Scientists have developed a new technique that could revolutionize medical imaging procedures using light. A team of physicists, led by David Phillips, PhD, from the United Kingdom-based University of Exeter, has pioneered a new way to control light that has been scrambled by passage through a single hair-thin strand of optical fiber. These ultra-thin fibers hold much promise for the next generation of medical endoscopes—enabling high-resolution imaging deep inside the body at the tip of a needle.
Conventional endoscopes are millimeters-wide and have limited resolution, so they can’t be used to inspect individual cells. Single optical fibers are approximately 10 times narrower and can enable much higher-resolution imaging—enough to examine the features of individual cells directly inside living tissue. It is normally only possible to view cells once they have been taken outside the body and placed in a microscope.
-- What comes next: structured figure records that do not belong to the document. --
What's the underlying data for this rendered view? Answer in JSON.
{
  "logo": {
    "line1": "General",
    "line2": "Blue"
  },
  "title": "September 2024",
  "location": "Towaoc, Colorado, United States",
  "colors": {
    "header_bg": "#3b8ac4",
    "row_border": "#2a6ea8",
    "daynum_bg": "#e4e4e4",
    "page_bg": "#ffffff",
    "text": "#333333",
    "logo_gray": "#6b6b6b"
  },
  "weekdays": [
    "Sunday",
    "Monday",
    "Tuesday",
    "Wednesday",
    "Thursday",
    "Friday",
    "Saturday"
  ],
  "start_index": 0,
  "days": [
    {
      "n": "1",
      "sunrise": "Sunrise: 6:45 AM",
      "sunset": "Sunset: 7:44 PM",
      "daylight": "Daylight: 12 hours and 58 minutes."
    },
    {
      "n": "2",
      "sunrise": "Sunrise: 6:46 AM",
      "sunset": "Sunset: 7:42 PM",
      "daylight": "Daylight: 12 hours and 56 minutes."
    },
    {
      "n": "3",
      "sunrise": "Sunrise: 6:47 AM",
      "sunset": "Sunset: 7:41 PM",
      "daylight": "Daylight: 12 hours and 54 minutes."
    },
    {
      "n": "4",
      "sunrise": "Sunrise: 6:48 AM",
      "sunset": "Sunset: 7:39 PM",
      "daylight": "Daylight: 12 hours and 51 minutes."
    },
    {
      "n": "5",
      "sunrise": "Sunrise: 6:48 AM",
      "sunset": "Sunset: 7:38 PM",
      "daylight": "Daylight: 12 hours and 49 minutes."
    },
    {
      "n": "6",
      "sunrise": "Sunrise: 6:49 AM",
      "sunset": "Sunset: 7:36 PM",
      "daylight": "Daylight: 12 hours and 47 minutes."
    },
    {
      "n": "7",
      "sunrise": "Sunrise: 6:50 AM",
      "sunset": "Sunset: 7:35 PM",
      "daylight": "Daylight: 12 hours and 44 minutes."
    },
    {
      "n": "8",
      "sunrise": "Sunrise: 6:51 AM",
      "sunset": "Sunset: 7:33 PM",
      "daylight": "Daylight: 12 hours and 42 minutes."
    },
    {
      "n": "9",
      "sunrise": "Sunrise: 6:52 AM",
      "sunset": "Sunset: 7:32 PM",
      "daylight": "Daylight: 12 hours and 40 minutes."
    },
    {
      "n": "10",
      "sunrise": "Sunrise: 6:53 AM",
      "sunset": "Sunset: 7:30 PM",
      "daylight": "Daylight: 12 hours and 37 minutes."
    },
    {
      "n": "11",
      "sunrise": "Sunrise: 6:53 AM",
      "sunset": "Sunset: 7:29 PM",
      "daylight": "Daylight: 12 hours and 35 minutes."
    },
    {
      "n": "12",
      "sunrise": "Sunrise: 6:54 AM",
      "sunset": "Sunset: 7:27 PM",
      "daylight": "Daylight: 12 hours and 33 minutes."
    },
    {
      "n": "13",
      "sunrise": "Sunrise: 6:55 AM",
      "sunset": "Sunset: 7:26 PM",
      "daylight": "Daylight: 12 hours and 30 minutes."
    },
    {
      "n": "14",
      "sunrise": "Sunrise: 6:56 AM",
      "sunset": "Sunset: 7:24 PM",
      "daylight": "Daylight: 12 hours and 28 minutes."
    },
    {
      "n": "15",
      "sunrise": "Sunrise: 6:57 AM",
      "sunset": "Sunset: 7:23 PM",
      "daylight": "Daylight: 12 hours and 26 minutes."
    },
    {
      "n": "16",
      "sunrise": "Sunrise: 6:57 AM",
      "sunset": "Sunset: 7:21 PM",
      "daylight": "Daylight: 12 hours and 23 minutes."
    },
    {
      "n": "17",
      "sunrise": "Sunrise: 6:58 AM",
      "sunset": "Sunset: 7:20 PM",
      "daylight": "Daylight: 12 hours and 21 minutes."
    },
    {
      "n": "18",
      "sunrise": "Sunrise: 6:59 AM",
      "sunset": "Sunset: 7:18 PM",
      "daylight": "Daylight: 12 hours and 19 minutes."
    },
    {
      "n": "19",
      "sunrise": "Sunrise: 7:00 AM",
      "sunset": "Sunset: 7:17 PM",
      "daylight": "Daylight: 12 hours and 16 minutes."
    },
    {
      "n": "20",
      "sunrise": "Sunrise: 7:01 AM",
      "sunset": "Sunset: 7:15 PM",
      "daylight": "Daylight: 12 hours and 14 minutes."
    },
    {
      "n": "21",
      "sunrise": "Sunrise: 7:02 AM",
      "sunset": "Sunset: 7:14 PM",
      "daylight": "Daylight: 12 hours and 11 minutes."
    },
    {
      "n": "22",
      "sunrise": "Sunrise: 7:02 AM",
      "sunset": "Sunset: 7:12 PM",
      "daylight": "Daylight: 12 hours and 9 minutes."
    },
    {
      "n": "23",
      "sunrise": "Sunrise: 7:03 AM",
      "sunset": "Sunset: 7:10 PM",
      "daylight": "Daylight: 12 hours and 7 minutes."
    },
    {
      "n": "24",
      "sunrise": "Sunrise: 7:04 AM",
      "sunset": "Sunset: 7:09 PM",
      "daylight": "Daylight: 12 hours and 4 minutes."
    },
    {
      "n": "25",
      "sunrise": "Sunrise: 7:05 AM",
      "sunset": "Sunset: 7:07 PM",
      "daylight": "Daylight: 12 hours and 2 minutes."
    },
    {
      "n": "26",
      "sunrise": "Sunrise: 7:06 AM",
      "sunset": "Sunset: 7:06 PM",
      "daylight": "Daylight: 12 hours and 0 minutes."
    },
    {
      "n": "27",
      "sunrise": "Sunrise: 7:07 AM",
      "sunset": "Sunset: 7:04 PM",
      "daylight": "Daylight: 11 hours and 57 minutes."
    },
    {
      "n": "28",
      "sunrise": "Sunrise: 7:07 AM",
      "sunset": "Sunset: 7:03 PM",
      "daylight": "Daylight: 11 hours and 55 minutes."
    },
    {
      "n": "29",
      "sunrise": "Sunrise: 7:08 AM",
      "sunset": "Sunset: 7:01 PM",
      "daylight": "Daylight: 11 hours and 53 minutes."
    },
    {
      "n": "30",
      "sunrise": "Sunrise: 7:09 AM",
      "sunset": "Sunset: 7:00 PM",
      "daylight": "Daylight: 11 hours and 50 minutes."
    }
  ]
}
The catch is that we can’t directly look through optical fibers, as they scramble the light sent through them. This problem can be solved by first calibrating an optical fiber to understand how it blurs images, and then using this calibration information as a key to decipher images from the scrambled light.
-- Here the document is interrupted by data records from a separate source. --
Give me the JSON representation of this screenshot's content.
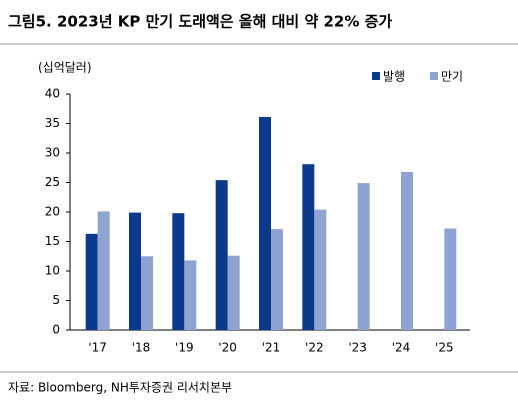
{
  "chart_data": {
    "type": "bar",
    "title": "그림5. 2023년 KP 만기 도래액은 올해 대비 약 22% 증가",
    "y_label": "(십억달러)",
    "source": "자료: Bloomberg, NH투자증권 리서치본부",
    "categories": [
      "'17",
      "'18",
      "'19",
      "'20",
      "'21",
      "'22",
      "'23",
      "'24",
      "'25"
    ],
    "series": [
      {
        "name": "발행",
        "color": "#0b3a8c",
        "values": [
          16.3,
          19.9,
          19.8,
          25.4,
          36.1,
          28.1,
          null,
          null,
          null
        ]
      },
      {
        "name": "만기",
        "color": "#8ea3d1",
        "values": [
          20.1,
          12.5,
          11.8,
          12.6,
          17.1,
          20.4,
          24.9,
          26.8,
          17.2
        ]
      }
    ],
    "ylim": [
      0,
      40
    ],
    "yticks": [
      0,
      5,
      10,
      15,
      20,
      25,
      30,
      35,
      40
    ],
    "legend": "top-right",
    "grid": false
  }
}
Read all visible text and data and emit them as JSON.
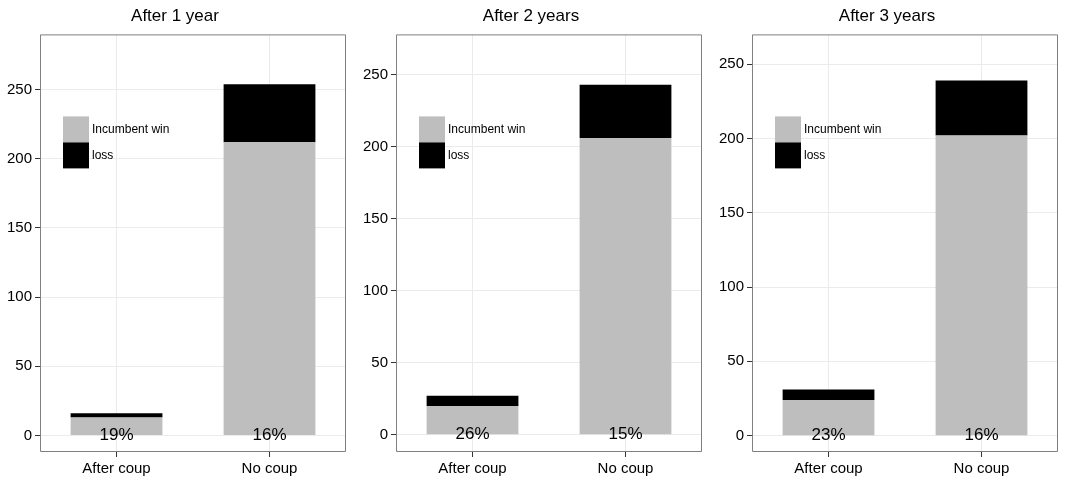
{
  "chart_data": [
    {
      "type": "bar",
      "title": "After 1 year",
      "categories": [
        "After coup",
        "No coup"
      ],
      "stacked": true,
      "series": [
        {
          "name": "Incumbent win",
          "color": "#bebebe",
          "values": [
            13,
            212
          ]
        },
        {
          "name": "loss",
          "color": "#000000",
          "values": [
            3,
            42
          ]
        }
      ],
      "ylim": [
        -12,
        290
      ],
      "yticks": [
        0,
        50,
        100,
        150,
        200,
        250
      ],
      "grid": true,
      "legend": "top left",
      "annotations": [
        {
          "text": "19%",
          "x": "After coup",
          "y": 0
        },
        {
          "text": "16%",
          "x": "No coup",
          "y": 0
        }
      ]
    },
    {
      "type": "bar",
      "title": "After 2 years",
      "categories": [
        "After coup",
        "No coup"
      ],
      "stacked": true,
      "series": [
        {
          "name": "Incumbent win",
          "color": "#bebebe",
          "values": [
            20,
            206
          ]
        },
        {
          "name": "loss",
          "color": "#000000",
          "values": [
            7,
            37
          ]
        }
      ],
      "ylim": [
        -12,
        278
      ],
      "yticks": [
        0,
        50,
        100,
        150,
        200,
        250
      ],
      "grid": true,
      "legend": "top left",
      "annotations": [
        {
          "text": "26%",
          "x": "After coup",
          "y": 0
        },
        {
          "text": "15%",
          "x": "No coup",
          "y": 0
        }
      ]
    },
    {
      "type": "bar",
      "title": "After 3 years",
      "categories": [
        "After coup",
        "No coup"
      ],
      "stacked": true,
      "series": [
        {
          "name": "Incumbent win",
          "color": "#bebebe",
          "values": [
            24,
            202
          ]
        },
        {
          "name": "loss",
          "color": "#000000",
          "values": [
            7,
            37
          ]
        }
      ],
      "ylim": [
        -11,
        270
      ],
      "yticks": [
        0,
        50,
        100,
        150,
        200,
        250
      ],
      "grid": true,
      "legend": "top left",
      "annotations": [
        {
          "text": "23%",
          "x": "After coup",
          "y": 0
        },
        {
          "text": "16%",
          "x": "No coup",
          "y": 0
        }
      ]
    }
  ]
}
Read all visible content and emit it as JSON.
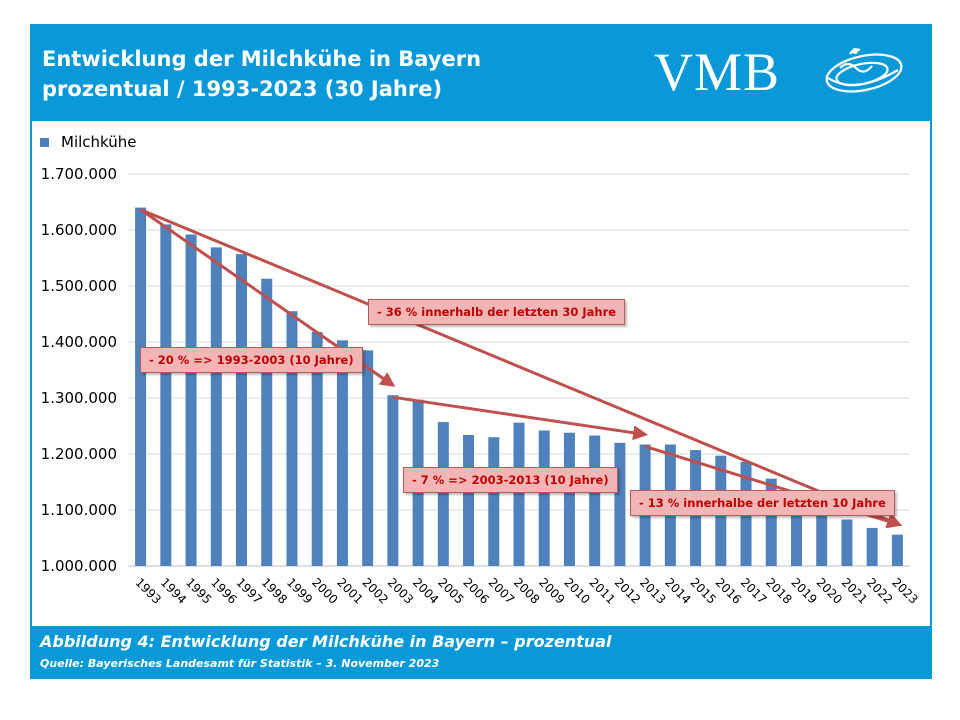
{
  "header": {
    "title_line1": "Entwicklung der Milchkühe in Bayern",
    "title_line2": "prozentual / 1993-2023 (30 Jahre)",
    "logo_text": "VMB"
  },
  "footer": {
    "caption": "Abbildung 4: Entwicklung der Milchkühe in Bayern – prozentual",
    "source": "Quelle: Bayerisches Landesamt für Statistik – 3. November 2023"
  },
  "colors": {
    "frame": "#0a99d8",
    "bar": "#4f81bd",
    "arrow": "#c0504d",
    "annotation_bg": "#f2b5b5",
    "annotation_text": "#c00000"
  },
  "chart_data": {
    "type": "bar",
    "title": "",
    "xlabel": "",
    "ylabel": "",
    "ylim": [
      1000000,
      1700000
    ],
    "yticks": [
      "1.000.000",
      "1.100.000",
      "1.200.000",
      "1.300.000",
      "1.400.000",
      "1.500.000",
      "1.600.000",
      "1.700.000"
    ],
    "legend": "top-left",
    "grid": true,
    "categories": [
      "1993",
      "1994",
      "1995",
      "1996",
      "1997",
      "1998",
      "1999",
      "2000",
      "2001",
      "2002",
      "2003",
      "2004",
      "2005",
      "2006",
      "2007",
      "2008",
      "2009",
      "2010",
      "2011",
      "2012",
      "2013",
      "2014",
      "2015",
      "2016",
      "2017",
      "2018",
      "2019",
      "2020",
      "2021",
      "2022",
      "2023"
    ],
    "series": [
      {
        "name": "Milchkühe",
        "values": [
          1640000,
          1610000,
          1592000,
          1569000,
          1557000,
          1513000,
          1455000,
          1418000,
          1403000,
          1385000,
          1305000,
          1297000,
          1257000,
          1234000,
          1230000,
          1256000,
          1242000,
          1238000,
          1233000,
          1220000,
          1217000,
          1217000,
          1207000,
          1197000,
          1186000,
          1156000,
          1130000,
          1107000,
          1083000,
          1068000,
          1056000
        ]
      }
    ],
    "annotations": [
      {
        "text": "- 36 % innerhalb der letzten 30 Jahre"
      },
      {
        "text": "- 20 % => 1993-2003  (10 Jahre)"
      },
      {
        "text": "- 7 %  => 2003-2013  (10 Jahre)"
      },
      {
        "text": "- 13 % innerhalbe der letzten 10 Jahre"
      }
    ]
  }
}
Earlier this year, Phillips’ group developed a way to measure this key extremely rapidly, in collaboration with researchers from Boston University and the Liebniz Institute of Photonic Technologies in Germany.
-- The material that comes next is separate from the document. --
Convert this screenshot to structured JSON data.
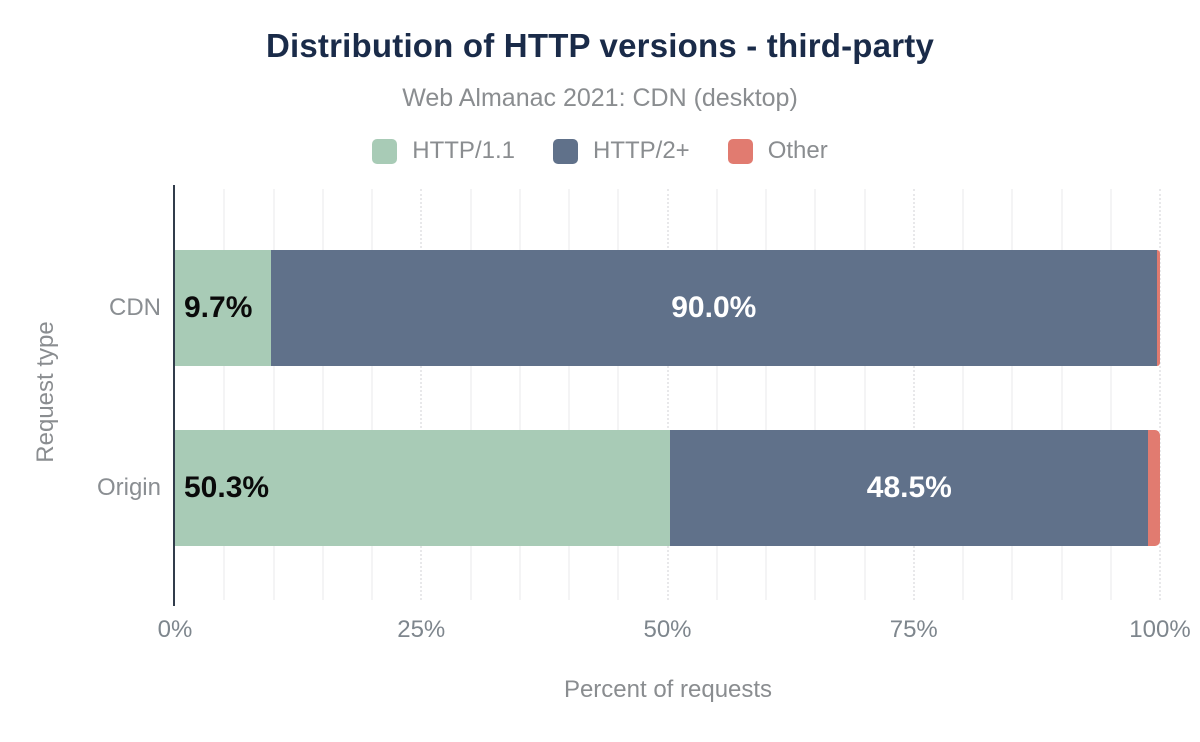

However, the measured key is very fragile, and easily changes if the fiber bends or twists, rendering deployment of this technology in real clinical settings currently very challenging. To overcome this problem, the Exeter based team have now developed a new way to keep track of how the image unscrambling key changes while the fiber is in use. This provides a way to maintain high-resolution imaging even as a single fiber based micro-endoscope flexes.
The researchers achieved this by borrowing a concept used in astronomy to see through atmospheric turbulence and applying it to look through optical fibers. The method relies on a “guide-star”—which in their case is a small brightly fluorescing particle on the end of the fiber. Light from the guide-star encodes how the key changes when the fiber bends, thus ensuring imaging is not disrupted.
This is a key advance for the development of flexible ultra-thin endoscopes. Such imaging devices could be used to guide biopsy needles to the right place and help identify diseased cells within the body. “We hope that our work brings the visualization of sub-cellular processes deep inside the body a step closer to reality and helps to translate this technology from the lab to the clinic,” Phillips adds.